Process migration (was: Some very thought-provoking ideas about OS...)

Trever Adams (trever_Adams@bigfoot.com)
Sun, 20 Jun 1999 20:30:57 -0600


Said: torvalds@transmeta.com (Linus Torvalds)
> A distributed system should be composed of individual stand-alone
> systems that can work together. They should be real systems in their
> own right, and have the power to make their own decisions. Too many
> distributed OS projects are thinking "bees in a hive" - while what you
> should aim for is "humans in society".

> I'll take humans over bees any day. Real OS's, with real operating
> systems. Monolithic, because they CAN stand alone, and in fact do most
> of their stuff without needing hand-holding every single minute.
> General-purpose instead of being able to do just one thing.

This has been suggested many times, but I am going to suggest this
again. I honestly see this problem as half user space, half kernel
space. I also see it as a solvable solution.
I believe QNX has this feature, and I greatly like it, even if QNX
doesn't. It seems like a good idea.

Session management, say as found in Gnome, is similar, but a much
smaller scale idea. Here are the problems and solutions as I see them.
I hope that you all will take me seriously though I have had no OS
design experience, and have recently had unsightly classes (caused by my
ignorance and, in some cases, arrogance).

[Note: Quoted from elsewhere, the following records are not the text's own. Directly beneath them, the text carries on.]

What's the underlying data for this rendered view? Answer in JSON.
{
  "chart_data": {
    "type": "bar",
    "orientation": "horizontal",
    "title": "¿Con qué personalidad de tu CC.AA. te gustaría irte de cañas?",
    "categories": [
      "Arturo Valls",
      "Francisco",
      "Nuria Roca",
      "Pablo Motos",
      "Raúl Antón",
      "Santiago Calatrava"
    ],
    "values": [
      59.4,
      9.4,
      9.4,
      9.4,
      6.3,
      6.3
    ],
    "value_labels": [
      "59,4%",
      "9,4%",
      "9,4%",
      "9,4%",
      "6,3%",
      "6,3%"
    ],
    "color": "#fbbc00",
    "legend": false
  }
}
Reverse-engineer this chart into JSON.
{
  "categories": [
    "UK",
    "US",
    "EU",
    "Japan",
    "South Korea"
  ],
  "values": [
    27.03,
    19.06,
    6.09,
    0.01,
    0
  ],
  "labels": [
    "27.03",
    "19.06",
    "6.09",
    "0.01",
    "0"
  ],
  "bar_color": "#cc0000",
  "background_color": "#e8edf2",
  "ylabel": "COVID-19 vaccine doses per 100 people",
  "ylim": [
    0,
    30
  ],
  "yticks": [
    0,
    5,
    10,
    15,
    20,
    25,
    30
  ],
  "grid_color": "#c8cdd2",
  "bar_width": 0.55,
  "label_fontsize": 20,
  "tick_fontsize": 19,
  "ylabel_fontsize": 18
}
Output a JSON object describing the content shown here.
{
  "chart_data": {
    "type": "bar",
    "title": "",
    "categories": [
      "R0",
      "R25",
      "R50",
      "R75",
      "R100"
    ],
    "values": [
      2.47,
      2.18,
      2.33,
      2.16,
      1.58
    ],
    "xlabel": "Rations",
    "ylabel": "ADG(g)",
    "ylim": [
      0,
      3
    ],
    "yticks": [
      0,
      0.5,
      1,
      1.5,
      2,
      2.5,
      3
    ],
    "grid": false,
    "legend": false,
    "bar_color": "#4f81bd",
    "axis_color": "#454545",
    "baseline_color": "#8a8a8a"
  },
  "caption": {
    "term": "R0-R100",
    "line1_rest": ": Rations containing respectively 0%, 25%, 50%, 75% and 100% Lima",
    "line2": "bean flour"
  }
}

Process migration: You tell the kernel, I want to take this process
home with me in a file to load on the _SAME_ archetecure, with hopefully
the same file system, and definitely the _SAME_ OS. Kernel creates 1
file. This file is basically a core dump, it saves ALL memory and CPU
state for that application. It then tags onto the end, any necessary
kernel structures that can't be remade when opening the "app file."

Problems as I see them:

1) Open files: One way around this, and in which environment this would
be most useful, would be an environment where all servers/workstations
have the same "user" file systems. Provided via coda, nfs, or similar.
I believe this is easy to do since you have file descriptors, you should
be able to provide path name instead of inode or file descriptors. The
kernel then could easily recreate state.

1b) Non similar file system space: The kernel should allow the user to
say, well this wont be the same file system view... please append all
the files I am using and give them a new name. I am not exactly sure
how this would work, but it is possible.

2) Network connections (and hardware state for root device), and other
non-transferable things: Sorry, the kernel should easily be able to say
"This is a serial/network device/connection, we can't migrate this
process.

2b) Some exceptions would be such special files as /dev/dsp and
/dev/audio. This could be saved as what state they were in and that we
had control.

Honestly, I view this as a wonderful feature. I also have some ideas of
where it would be useful, but don't really have any need at the moment.
At the point where there is need, app state may just be easier to save
in the app than to migrate the process. I thinkt he biggest gain for
this would be in BeoWolf or other cluster environments.

If this is a crazy idea or has problems, please don't flame me, just
enlighten me. If there are tools that do just this, please let me
know. I imagine suspend to disk is a similar idea since it has to save
state... just wouldn't have so many special cases.